Although many clinical preventive services, including childhood immunizations, have unfortunately been deferred during the COVID-19 pandemic, it was difficult to address the lengthy list of screening tests, counseling, and preventive therapies with an "A" or "B" letter grade from the U.S. Preventive Services Task Force (USPSTF) even when most primary care visits were in person. In a previous AFP Community Blog post, I wrote about the National Commission on Preventive Priorities' (NCPP) ranking of preventive services based on population health impact and cost-effectiveness. The NCPP's highest-ranked services were the childhood immunization series; counseling and medications to assist smoking cessation in adults; and counseling to prevent initiation of tobacco use in children and adolescents. However, it isn't known how family physicians and other primary care clinicians actually prioritize the services we provide at health maintenance visits.

In a recent study published in JAMA Network Open, researchers from the Cleveland Clinic and Case Western University surveyed 137 internists and family physicians in their health system about 2 hypothetical adult patients who were each eligible for at least 11 preventive services. Based on the patient profiles and visit lengths (20 or 40 minutes), physicians were asked if they would find it necessary to prioritize preventive services, the factors they considered, and what their top 3 priorities were. The researchers compared physicians' stated priorities with a mathematical model that predicted what preventive services were most likely to improve life expectancy.

Unsurprisingly, physicians were more likely to need to prioritize services during a shorter visit, and they selected services that they thought would improve the patient's quality of life, help the patient live longer, and were strongly recommended by their professional organization or guidelines. Cost and patient adherence were less important in determining the services physicians discussed. Across both hypothetical patients, smoking cessation, hypertension control, glycemic control, and colorectal cancer screening were the most highly prioritized services. Only 35% of physicians included a lifestyle intervention (diet and exercise or weight loss) in their top 3 services, even though the mathematical model ranked both lifestyle interventions among the top 3 improving life expectancy for both patients.
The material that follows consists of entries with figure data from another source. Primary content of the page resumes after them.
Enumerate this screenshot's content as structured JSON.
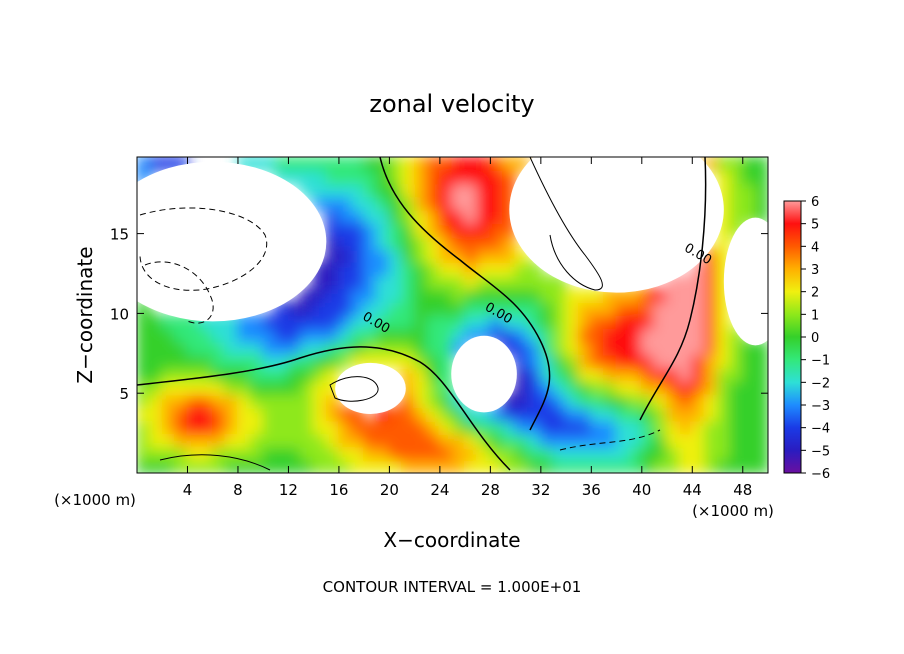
{
  "chart_data": {
    "type": "heatmap",
    "title": "zonal velocity",
    "xlabel": "X−coordinate",
    "ylabel": "Z−coordinate",
    "x_unit_label": "(×1000 m)",
    "y_unit_label": "(×1000 m)",
    "xlim": [
      0,
      50
    ],
    "ylim": [
      0,
      19.8
    ],
    "x_ticks": [
      4,
      8,
      12,
      16,
      20,
      24,
      28,
      32,
      36,
      40,
      44,
      48
    ],
    "y_ticks": [
      5,
      10,
      15
    ],
    "colorbar": {
      "min": -6,
      "max": 6,
      "ticks": [
        "6",
        "5",
        "4",
        "3",
        "2",
        "1",
        "0",
        "−1",
        "−2",
        "−3",
        "−4",
        "−5",
        "−6"
      ],
      "colors": [
        {
          "value": -6,
          "color": "#6a0fa0"
        },
        {
          "value": -5,
          "color": "#2a1cc0"
        },
        {
          "value": -4,
          "color": "#1a3ae6"
        },
        {
          "value": -3,
          "color": "#1e8cff"
        },
        {
          "value": -2,
          "color": "#2ee0d6"
        },
        {
          "value": -1,
          "color": "#33e87a"
        },
        {
          "value": 0,
          "color": "#35d02a"
        },
        {
          "value": 1,
          "color": "#8ee81a"
        },
        {
          "value": 2,
          "color": "#f0f010"
        },
        {
          "value": 3,
          "color": "#ffb000"
        },
        {
          "value": 4,
          "color": "#ff5a00"
        },
        {
          "value": 5,
          "color": "#ff1010"
        },
        {
          "value": 6,
          "color": "#ff9a9a"
        }
      ]
    },
    "contour_labels": [
      {
        "text": "0.00",
        "x": 18.8,
        "z": 9.2
      },
      {
        "text": "0.00",
        "x": 28.5,
        "z": 9.8
      },
      {
        "text": "0.00",
        "x": 44.3,
        "z": 13.5
      }
    ],
    "footer": "CONTOUR INTERVAL = 1.000E+01"
  }
}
As the researchers acknowledged, the intensive behavioral counseling interventions recommended by the USPSTF for adults with cardiovascular risk factors are not feasible in most primary care settings; lifestyle change presents substantial adherence challenges; and diet and exercise counseling are not generally included in quality of care metrics. However, brief evidence-based strategies to encourage health behavior change, as described in a 2018 FPM article, may be effective to prevent cardiovascular disease in individual patients. A recent post on FPM's Getting Paid Blog suggested three steps for family physicians to improve patients' utilization of preventive services during the pandemic.